We began to wander among the markers. 
The faded centers tell a snippet of the story. The pioneers these monuments honor have birthdates from the 1800s and death dates in the next century. In 1876, Germans who were immigrating to Kansas from the Volga River region of Russia began to settle in Ellis County. The Germans were accustomed to the hard work associated with farming in their homeland, so they persevered despite brutal winters, drought and poor crops. Eventually, in 1913, their settlement called Herzog and the earlier-established town of Victoria grew together and merged as one.
There are 110 iron cross grave markers in St. Fidelis Cemetery. Because wood was available and less expensive than granite or marble, the first burial markers for the Volga-German pioneers were simple wooden crosses. But with the strong Kansas winds and storms rotting the wooden crosses, local blacksmiths began to craft wrought iron crosses. 
Although the techniques used by the blacksmiths varied from community to community in Ellis County, many of the crosses were made of twin steel pipes bent and joined to form the main structure of the cross and rounded off with U-shaped joints. Metal lattice work was created and welded between the pipes. The coils were made from a soft rod clamped into a vise and turned to fit a particular pattern. The decorative inserts were twisted rods or thin, flat metal. The hearts and other shapes were cut from tin and welded into place. (Information taken from the brochure, "Victoria, Kansas: Home of One of the 8 Wonders of Kansas."

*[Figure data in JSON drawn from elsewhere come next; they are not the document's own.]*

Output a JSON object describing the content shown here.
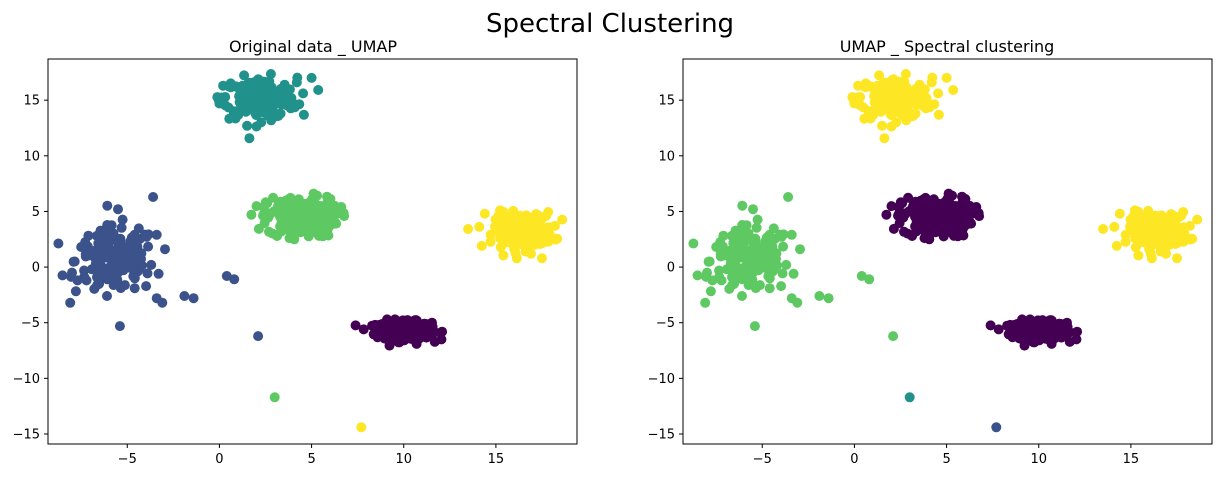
{
  "figure": {
    "title": "Spectral Clustering"
  },
  "chart_data": [
    {
      "type": "scatter",
      "title": "Original data _ UMAP",
      "xlabel": "",
      "ylabel": "",
      "xlim": [
        -9.3,
        19.4
      ],
      "ylim": [
        -15.9,
        18.7
      ],
      "xticks": [
        -5,
        0,
        5,
        10,
        15
      ],
      "yticks": [
        -15,
        -10,
        -5,
        0,
        5,
        10,
        15
      ],
      "grid": false,
      "colormap": "viridis",
      "clusters": [
        {
          "color": "#440154",
          "center": [
            10.0,
            -5.7
          ],
          "spread": [
            0.75,
            0.4
          ],
          "n": 320
        },
        {
          "color": "#3b528b",
          "center": [
            -5.6,
            0.6
          ],
          "spread": [
            1.1,
            1.5
          ],
          "n": 160
        },
        {
          "color": "#21918c",
          "center": [
            2.2,
            15.2
          ],
          "spread": [
            1.0,
            0.9
          ],
          "n": 200
        },
        {
          "color": "#5ec962",
          "center": [
            4.5,
            4.5
          ],
          "spread": [
            0.95,
            0.9
          ],
          "n": 200
        },
        {
          "color": "#fde725",
          "center": [
            16.5,
            3.3
          ],
          "spread": [
            0.8,
            0.8
          ],
          "n": 200
        }
      ],
      "extra_points": [
        {
          "x": -3.6,
          "y": 6.3,
          "color": "#3b528b"
        },
        {
          "x": -5.5,
          "y": 5.2,
          "color": "#3b528b"
        },
        {
          "x": -3.4,
          "y": 2.9,
          "color": "#3b528b"
        },
        {
          "x": -4.6,
          "y": 2.9,
          "color": "#3b528b"
        },
        {
          "x": -7.5,
          "y": 1.8,
          "color": "#3b528b"
        },
        {
          "x": -8.0,
          "y": -0.5,
          "color": "#3b528b"
        },
        {
          "x": -7.7,
          "y": -1.2,
          "color": "#3b528b"
        },
        {
          "x": -3.7,
          "y": 0.2,
          "color": "#3b528b"
        },
        {
          "x": -3.3,
          "y": -0.6,
          "color": "#3b528b"
        },
        {
          "x": -3.1,
          "y": -3.2,
          "color": "#3b528b"
        },
        {
          "x": -3.4,
          "y": -2.8,
          "color": "#3b528b"
        },
        {
          "x": -1.9,
          "y": -2.6,
          "color": "#3b528b"
        },
        {
          "x": -1.4,
          "y": -2.8,
          "color": "#3b528b"
        },
        {
          "x": -6.1,
          "y": -2.6,
          "color": "#3b528b"
        },
        {
          "x": -5.4,
          "y": -5.3,
          "color": "#3b528b"
        },
        {
          "x": 0.4,
          "y": -0.8,
          "color": "#3b528b"
        },
        {
          "x": 0.8,
          "y": -1.1,
          "color": "#3b528b"
        },
        {
          "x": 2.1,
          "y": -6.2,
          "color": "#3b528b"
        },
        {
          "x": 3.0,
          "y": -11.7,
          "color": "#5ec962"
        },
        {
          "x": 7.7,
          "y": -14.4,
          "color": "#fde725"
        },
        {
          "x": 5.0,
          "y": 17.0,
          "color": "#21918c"
        },
        {
          "x": 4.2,
          "y": 16.6,
          "color": "#21918c"
        },
        {
          "x": 0.2,
          "y": 16.3,
          "color": "#21918c"
        },
        {
          "x": 1.5,
          "y": 12.7,
          "color": "#21918c"
        },
        {
          "x": 0.0,
          "y": 14.7,
          "color": "#21918c"
        },
        {
          "x": 17.5,
          "y": 0.8,
          "color": "#fde725"
        },
        {
          "x": 18.2,
          "y": 3.7,
          "color": "#fde725"
        },
        {
          "x": 17.9,
          "y": 3.0,
          "color": "#fde725"
        },
        {
          "x": 14.4,
          "y": 4.8,
          "color": "#fde725"
        },
        {
          "x": 6.2,
          "y": 4.5,
          "color": "#5ec962"
        },
        {
          "x": 2.4,
          "y": 5.4,
          "color": "#5ec962"
        },
        {
          "x": 3.8,
          "y": 2.6,
          "color": "#5ec962"
        },
        {
          "x": 5.4,
          "y": 2.8,
          "color": "#5ec962"
        },
        {
          "x": 8.6,
          "y": -5.5,
          "color": "#440154"
        },
        {
          "x": 11.5,
          "y": -6.0,
          "color": "#440154"
        },
        {
          "x": 10.7,
          "y": -6.9,
          "color": "#440154"
        },
        {
          "x": 9.1,
          "y": -4.7,
          "color": "#440154"
        }
      ]
    },
    {
      "type": "scatter",
      "title": "UMAP _ Spectral clustering",
      "xlabel": "",
      "ylabel": "",
      "xlim": [
        -9.3,
        19.4
      ],
      "ylim": [
        -15.9,
        18.7
      ],
      "xticks": [
        -5,
        0,
        5,
        10,
        15
      ],
      "yticks": [
        -15,
        -10,
        -5,
        0,
        5,
        10,
        15
      ],
      "grid": false,
      "colormap": "viridis",
      "clusters": [
        {
          "color": "#440154",
          "center": [
            10.0,
            -5.7
          ],
          "spread": [
            0.75,
            0.4
          ],
          "n": 320
        },
        {
          "color": "#5ec962",
          "center": [
            -5.6,
            0.6
          ],
          "spread": [
            1.1,
            1.5
          ],
          "n": 160
        },
        {
          "color": "#fde725",
          "center": [
            2.2,
            15.2
          ],
          "spread": [
            1.0,
            0.9
          ],
          "n": 200
        },
        {
          "color": "#440154",
          "center": [
            4.5,
            4.5
          ],
          "spread": [
            0.95,
            0.9
          ],
          "n": 200
        },
        {
          "color": "#fde725",
          "center": [
            16.5,
            3.3
          ],
          "spread": [
            0.8,
            0.8
          ],
          "n": 200
        }
      ],
      "extra_points": [
        {
          "x": -3.6,
          "y": 6.3,
          "color": "#5ec962"
        },
        {
          "x": -5.5,
          "y": 5.2,
          "color": "#5ec962"
        },
        {
          "x": -3.4,
          "y": 2.9,
          "color": "#5ec962"
        },
        {
          "x": -4.6,
          "y": 2.9,
          "color": "#5ec962"
        },
        {
          "x": -7.5,
          "y": 1.8,
          "color": "#5ec962"
        },
        {
          "x": -8.0,
          "y": -0.5,
          "color": "#5ec962"
        },
        {
          "x": -7.7,
          "y": -1.2,
          "color": "#5ec962"
        },
        {
          "x": -3.7,
          "y": 0.2,
          "color": "#5ec962"
        },
        {
          "x": -3.3,
          "y": -0.6,
          "color": "#5ec962"
        },
        {
          "x": -3.1,
          "y": -3.2,
          "color": "#5ec962"
        },
        {
          "x": -3.4,
          "y": -2.8,
          "color": "#5ec962"
        },
        {
          "x": -1.9,
          "y": -2.6,
          "color": "#5ec962"
        },
        {
          "x": -1.4,
          "y": -2.8,
          "color": "#5ec962"
        },
        {
          "x": -6.1,
          "y": -2.6,
          "color": "#5ec962"
        },
        {
          "x": -5.4,
          "y": -5.3,
          "color": "#5ec962"
        },
        {
          "x": 0.4,
          "y": -0.8,
          "color": "#5ec962"
        },
        {
          "x": 0.8,
          "y": -1.1,
          "color": "#5ec962"
        },
        {
          "x": 2.1,
          "y": -6.2,
          "color": "#5ec962"
        },
        {
          "x": 3.0,
          "y": -11.7,
          "color": "#21918c"
        },
        {
          "x": 7.7,
          "y": -14.4,
          "color": "#3b528b"
        },
        {
          "x": 5.0,
          "y": 17.0,
          "color": "#fde725"
        },
        {
          "x": 4.2,
          "y": 16.6,
          "color": "#fde725"
        },
        {
          "x": 0.2,
          "y": 16.3,
          "color": "#fde725"
        },
        {
          "x": 1.5,
          "y": 12.7,
          "color": "#fde725"
        },
        {
          "x": 0.0,
          "y": 14.7,
          "color": "#fde725"
        },
        {
          "x": 17.5,
          "y": 0.8,
          "color": "#fde725"
        },
        {
          "x": 18.2,
          "y": 3.7,
          "color": "#fde725"
        },
        {
          "x": 17.9,
          "y": 3.0,
          "color": "#fde725"
        },
        {
          "x": 14.4,
          "y": 4.8,
          "color": "#fde725"
        },
        {
          "x": 6.2,
          "y": 4.5,
          "color": "#440154"
        },
        {
          "x": 2.4,
          "y": 5.4,
          "color": "#440154"
        },
        {
          "x": 3.8,
          "y": 2.6,
          "color": "#440154"
        },
        {
          "x": 5.4,
          "y": 2.8,
          "color": "#440154"
        },
        {
          "x": 8.6,
          "y": -5.5,
          "color": "#440154"
        },
        {
          "x": 11.5,
          "y": -6.0,
          "color": "#440154"
        },
        {
          "x": 10.7,
          "y": -6.9,
          "color": "#440154"
        },
        {
          "x": 9.1,
          "y": -4.7,
          "color": "#440154"
        }
      ]
    }
  ]
}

Just a little further north, there's a cross enclosed in native limestone fence posts, which marks the original cemetery.
This Memorial Day weekend signals the unofficial start of summer. For many, it's a kickoff for summer rituals like barbecues and trips to the lake. This year, it may also usher wheat harvest into Central Kansas.

But no matter how busy we get with work or play, Memorial Day is also a time to remember those who came before us. It's a time to remember those who sacrificed their time and even their lives on battlefields in far-off lands to protect America's freedom.

It's a time to place flowers at family headstones and remember.
Jill - 1988
For it is in the remembering that we pay tribute to the past and look forward to the future with confidence.
Wishing you a wonderful Memorial Day weekend!


  1. A nice article and one to remember for all the sacrifices of those heroes!